06 Mar ASAL / CA Writers Fellowship recipients announced
ASAL in collaboration with Copyright Agency CA is delighted to announce the recipients of the writers’ fellowships for 2023.
ASAL aims to promote the study, discussion and creation of Australian writing, and these fellowships intend to strengthen connections between writers, readers, students, and scholars of Australian literature. There are two fellowships offered in 2023, each of three months duration.
Warmest congratulations to the recipients, Luisa Mitchell and Fiona Murphy.

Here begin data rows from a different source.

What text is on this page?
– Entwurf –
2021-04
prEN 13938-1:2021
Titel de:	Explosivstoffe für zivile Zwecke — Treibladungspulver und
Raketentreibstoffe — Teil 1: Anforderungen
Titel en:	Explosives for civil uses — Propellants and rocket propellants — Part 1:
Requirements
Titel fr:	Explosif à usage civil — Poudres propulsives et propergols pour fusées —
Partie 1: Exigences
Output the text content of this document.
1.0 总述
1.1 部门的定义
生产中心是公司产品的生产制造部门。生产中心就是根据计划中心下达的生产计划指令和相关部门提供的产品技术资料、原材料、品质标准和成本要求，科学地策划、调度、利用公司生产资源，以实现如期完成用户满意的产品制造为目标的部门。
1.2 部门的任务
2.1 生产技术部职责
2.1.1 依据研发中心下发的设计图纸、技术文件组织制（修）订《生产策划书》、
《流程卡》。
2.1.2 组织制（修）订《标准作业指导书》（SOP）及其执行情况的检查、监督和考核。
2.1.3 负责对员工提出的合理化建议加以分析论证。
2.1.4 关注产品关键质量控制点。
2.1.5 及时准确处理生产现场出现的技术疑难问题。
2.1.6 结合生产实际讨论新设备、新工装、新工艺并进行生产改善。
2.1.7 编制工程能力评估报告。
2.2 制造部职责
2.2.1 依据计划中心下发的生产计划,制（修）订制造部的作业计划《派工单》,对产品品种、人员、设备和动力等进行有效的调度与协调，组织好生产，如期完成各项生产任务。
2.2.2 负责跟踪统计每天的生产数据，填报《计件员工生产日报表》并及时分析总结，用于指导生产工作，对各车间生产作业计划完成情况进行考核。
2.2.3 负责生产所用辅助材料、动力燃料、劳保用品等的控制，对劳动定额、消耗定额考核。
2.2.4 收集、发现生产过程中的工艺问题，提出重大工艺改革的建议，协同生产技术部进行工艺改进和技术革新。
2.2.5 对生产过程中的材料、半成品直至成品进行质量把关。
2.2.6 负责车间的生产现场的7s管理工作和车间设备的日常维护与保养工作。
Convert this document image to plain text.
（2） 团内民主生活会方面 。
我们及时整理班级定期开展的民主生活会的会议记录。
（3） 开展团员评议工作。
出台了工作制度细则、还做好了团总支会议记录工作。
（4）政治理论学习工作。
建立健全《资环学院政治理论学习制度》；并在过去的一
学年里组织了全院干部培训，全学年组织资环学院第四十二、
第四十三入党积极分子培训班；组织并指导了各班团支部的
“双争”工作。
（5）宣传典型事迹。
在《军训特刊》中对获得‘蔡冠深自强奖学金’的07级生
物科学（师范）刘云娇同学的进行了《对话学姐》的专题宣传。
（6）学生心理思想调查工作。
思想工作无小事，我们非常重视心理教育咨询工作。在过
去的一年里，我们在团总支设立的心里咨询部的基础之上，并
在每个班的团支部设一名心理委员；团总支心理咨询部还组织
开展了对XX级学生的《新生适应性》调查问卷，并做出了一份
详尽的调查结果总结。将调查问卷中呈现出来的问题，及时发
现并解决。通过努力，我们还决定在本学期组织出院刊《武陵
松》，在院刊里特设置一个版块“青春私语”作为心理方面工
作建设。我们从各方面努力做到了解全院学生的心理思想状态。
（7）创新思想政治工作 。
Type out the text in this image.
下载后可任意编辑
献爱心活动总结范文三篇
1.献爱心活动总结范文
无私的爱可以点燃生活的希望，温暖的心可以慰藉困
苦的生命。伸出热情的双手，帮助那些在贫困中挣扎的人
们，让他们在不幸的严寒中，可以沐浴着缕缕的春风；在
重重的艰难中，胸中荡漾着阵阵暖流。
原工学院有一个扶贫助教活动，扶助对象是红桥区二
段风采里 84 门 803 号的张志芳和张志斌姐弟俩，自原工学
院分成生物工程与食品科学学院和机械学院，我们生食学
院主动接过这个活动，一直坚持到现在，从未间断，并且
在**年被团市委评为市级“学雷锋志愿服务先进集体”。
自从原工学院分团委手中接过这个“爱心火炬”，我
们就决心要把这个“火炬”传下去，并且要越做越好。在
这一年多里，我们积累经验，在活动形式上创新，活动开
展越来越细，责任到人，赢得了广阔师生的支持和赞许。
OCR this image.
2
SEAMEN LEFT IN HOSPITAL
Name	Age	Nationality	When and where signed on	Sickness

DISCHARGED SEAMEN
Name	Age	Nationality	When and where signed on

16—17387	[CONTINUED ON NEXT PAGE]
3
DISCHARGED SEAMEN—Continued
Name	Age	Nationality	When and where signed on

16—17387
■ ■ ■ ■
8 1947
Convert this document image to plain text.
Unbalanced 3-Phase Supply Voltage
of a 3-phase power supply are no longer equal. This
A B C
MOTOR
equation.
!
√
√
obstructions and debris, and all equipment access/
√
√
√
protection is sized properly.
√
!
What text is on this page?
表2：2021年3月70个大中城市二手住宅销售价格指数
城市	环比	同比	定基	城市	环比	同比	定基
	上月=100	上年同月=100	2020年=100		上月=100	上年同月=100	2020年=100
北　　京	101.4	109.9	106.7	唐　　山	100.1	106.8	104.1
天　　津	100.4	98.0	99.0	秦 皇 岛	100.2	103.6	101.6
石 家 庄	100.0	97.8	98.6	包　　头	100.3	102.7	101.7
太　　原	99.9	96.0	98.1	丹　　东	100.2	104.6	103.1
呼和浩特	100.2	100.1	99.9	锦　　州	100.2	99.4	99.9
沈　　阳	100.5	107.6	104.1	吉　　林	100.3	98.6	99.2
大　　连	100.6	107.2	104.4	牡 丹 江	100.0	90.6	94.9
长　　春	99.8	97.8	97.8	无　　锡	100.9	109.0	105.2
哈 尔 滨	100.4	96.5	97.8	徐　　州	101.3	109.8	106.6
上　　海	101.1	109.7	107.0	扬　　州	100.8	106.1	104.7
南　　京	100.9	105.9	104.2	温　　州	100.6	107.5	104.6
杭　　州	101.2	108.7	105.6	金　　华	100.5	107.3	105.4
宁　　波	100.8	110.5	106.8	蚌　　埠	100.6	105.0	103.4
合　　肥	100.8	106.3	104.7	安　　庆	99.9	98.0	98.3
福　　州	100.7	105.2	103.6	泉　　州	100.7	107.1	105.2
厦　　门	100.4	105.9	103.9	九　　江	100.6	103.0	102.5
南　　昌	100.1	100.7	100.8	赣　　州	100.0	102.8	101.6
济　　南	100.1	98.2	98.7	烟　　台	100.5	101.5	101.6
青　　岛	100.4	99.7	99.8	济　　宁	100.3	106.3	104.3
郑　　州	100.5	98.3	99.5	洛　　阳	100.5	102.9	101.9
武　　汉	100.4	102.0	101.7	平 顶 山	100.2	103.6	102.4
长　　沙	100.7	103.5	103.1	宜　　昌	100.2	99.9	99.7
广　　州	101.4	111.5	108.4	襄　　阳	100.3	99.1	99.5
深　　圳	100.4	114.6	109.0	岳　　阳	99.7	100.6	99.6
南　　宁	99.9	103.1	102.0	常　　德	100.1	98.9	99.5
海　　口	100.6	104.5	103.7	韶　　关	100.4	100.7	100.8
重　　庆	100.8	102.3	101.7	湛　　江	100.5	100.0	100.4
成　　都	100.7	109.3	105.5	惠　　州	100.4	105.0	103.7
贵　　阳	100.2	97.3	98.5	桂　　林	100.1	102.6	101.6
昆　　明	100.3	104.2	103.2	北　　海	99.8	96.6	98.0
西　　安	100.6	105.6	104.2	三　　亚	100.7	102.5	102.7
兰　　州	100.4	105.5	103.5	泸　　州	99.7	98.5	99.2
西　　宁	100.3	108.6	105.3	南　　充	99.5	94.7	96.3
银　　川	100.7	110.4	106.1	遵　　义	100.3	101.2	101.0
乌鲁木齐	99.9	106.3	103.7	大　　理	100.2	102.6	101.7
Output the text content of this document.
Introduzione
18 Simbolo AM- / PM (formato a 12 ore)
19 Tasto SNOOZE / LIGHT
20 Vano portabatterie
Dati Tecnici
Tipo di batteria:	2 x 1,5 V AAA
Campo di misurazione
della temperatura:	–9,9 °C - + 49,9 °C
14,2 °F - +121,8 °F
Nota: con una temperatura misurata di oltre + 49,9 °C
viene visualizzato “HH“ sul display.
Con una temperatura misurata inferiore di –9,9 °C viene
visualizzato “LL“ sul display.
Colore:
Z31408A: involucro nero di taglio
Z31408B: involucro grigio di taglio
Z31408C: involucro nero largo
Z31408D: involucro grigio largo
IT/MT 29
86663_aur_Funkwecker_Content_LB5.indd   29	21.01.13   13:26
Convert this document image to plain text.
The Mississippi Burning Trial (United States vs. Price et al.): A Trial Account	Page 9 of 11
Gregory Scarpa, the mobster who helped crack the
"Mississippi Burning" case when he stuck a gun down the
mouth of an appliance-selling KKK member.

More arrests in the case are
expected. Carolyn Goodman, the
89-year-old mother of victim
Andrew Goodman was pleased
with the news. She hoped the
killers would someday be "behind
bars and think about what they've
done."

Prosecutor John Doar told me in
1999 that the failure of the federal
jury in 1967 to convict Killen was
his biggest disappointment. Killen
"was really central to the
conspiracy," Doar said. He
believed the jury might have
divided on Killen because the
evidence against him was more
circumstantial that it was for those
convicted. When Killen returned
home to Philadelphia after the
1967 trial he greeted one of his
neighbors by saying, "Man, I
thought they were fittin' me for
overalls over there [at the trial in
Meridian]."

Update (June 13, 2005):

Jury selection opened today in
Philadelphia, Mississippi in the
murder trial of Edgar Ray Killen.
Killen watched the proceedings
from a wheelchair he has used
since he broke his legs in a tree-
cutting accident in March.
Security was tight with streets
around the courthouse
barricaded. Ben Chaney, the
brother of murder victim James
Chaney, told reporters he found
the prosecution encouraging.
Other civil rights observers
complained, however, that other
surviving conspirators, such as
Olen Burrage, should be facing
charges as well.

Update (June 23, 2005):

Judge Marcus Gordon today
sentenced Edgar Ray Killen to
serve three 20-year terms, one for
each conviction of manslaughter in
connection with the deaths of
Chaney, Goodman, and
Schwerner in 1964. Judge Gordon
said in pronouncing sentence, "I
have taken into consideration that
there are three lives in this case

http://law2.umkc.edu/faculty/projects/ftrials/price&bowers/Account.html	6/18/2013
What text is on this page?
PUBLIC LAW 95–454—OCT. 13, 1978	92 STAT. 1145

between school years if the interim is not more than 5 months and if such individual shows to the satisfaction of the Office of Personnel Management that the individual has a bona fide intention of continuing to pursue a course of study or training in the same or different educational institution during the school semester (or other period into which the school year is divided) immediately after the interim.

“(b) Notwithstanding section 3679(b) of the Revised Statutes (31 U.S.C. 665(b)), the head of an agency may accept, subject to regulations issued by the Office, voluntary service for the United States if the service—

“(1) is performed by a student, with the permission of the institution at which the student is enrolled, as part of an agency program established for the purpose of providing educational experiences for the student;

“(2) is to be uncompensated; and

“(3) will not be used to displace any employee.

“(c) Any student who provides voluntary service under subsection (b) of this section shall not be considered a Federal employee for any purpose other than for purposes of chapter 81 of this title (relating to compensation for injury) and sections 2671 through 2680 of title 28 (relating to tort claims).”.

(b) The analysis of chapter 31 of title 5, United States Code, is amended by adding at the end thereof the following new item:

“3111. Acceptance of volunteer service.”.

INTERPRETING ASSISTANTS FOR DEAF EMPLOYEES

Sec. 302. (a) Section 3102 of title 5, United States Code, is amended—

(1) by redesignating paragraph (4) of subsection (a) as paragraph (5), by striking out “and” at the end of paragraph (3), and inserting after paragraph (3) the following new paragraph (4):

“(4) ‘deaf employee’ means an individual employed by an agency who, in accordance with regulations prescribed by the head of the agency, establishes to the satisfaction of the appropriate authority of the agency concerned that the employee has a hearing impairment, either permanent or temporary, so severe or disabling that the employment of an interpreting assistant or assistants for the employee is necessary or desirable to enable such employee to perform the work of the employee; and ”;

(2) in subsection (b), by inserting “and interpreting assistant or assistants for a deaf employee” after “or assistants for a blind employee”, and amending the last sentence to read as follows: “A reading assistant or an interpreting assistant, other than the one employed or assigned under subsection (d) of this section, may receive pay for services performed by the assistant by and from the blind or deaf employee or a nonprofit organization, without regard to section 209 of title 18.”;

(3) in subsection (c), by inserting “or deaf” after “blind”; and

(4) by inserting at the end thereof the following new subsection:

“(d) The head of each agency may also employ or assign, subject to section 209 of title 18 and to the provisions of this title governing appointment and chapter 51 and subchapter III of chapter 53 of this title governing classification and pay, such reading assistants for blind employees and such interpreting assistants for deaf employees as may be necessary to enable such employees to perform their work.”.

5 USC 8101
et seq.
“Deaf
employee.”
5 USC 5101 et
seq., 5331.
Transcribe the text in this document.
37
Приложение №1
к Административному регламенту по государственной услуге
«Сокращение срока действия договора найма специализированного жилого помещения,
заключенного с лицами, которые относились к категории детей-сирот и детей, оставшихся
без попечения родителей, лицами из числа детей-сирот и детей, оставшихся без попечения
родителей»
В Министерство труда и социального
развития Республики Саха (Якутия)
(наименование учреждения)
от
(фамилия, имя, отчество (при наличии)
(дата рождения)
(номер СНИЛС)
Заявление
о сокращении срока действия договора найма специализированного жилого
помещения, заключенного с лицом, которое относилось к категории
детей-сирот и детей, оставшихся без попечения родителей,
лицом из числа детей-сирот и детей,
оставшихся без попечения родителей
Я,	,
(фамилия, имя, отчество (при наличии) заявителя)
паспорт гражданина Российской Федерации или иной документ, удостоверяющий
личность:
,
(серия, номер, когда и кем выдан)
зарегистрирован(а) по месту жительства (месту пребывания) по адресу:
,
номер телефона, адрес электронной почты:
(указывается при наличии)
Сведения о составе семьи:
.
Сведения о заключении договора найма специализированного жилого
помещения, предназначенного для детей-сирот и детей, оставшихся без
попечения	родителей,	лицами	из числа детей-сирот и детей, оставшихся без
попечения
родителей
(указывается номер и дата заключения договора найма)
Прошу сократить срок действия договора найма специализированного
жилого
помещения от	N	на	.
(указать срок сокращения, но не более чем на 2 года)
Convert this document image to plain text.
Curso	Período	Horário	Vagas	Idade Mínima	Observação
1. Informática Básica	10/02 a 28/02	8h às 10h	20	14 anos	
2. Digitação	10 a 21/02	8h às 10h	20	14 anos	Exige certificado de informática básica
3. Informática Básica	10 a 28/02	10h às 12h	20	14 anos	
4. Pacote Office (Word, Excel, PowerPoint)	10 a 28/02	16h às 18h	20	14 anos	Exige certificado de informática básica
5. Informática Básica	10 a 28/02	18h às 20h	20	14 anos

Luisa Mitchell is a Broome-born author with Whadjuk Ballardong Nyungar and European heritage, living and working as an arts producer in Boorloo (Perth). She has short stories published in both print and online, including Fremantle Press anthology Kimberley Stories (2012), international journal Portside Review, local West Australian youth magazines Grok and Pulch, and Curtin University’s alumni publication, Curtin Commons. Her writing portfolio includes fiction short stories, non-fiction essays, poetry, and screenplays that explore themes of love, magic, family trauma, colonisation, politics, and the funny side of dark situations. In 2020, she was selected as an Inner-City Writer-in-Residence at Centre for Stories, where she developed a feature screenplay excerpt that was later published in the anthology Under the Paving Stones, The Beach (2022). In 2022, she graduated from the Australian Writer’s Guild’s First Break WA screenwriting program. Luisa also performs spoken word poetry and has shared her work at WA Poets and Cockburn Wetland Centre’s events in Boorloo. She is passionate about uplifting and empowering other First Nations artists and runs a First Nations Write Night for mob at Centre for Stories, alongside Ballardong editor Casey Mulder. In her free time, she enjoys going for walks, beach swims in summer, and dancing all-year round.
Fiona Murphy is an award-winning writer and accessibility consultant based in the Blue Mountains, NSW. Her work has appeared in The Guardian, ABC, The Saturday Paper, Griffith Review, The Big Issue, among many other publications. Her debut memoir, The Shape of Sound, explores her experience with deafness and was highly commended in the 2022 Victorian Premier’s Literary Awards.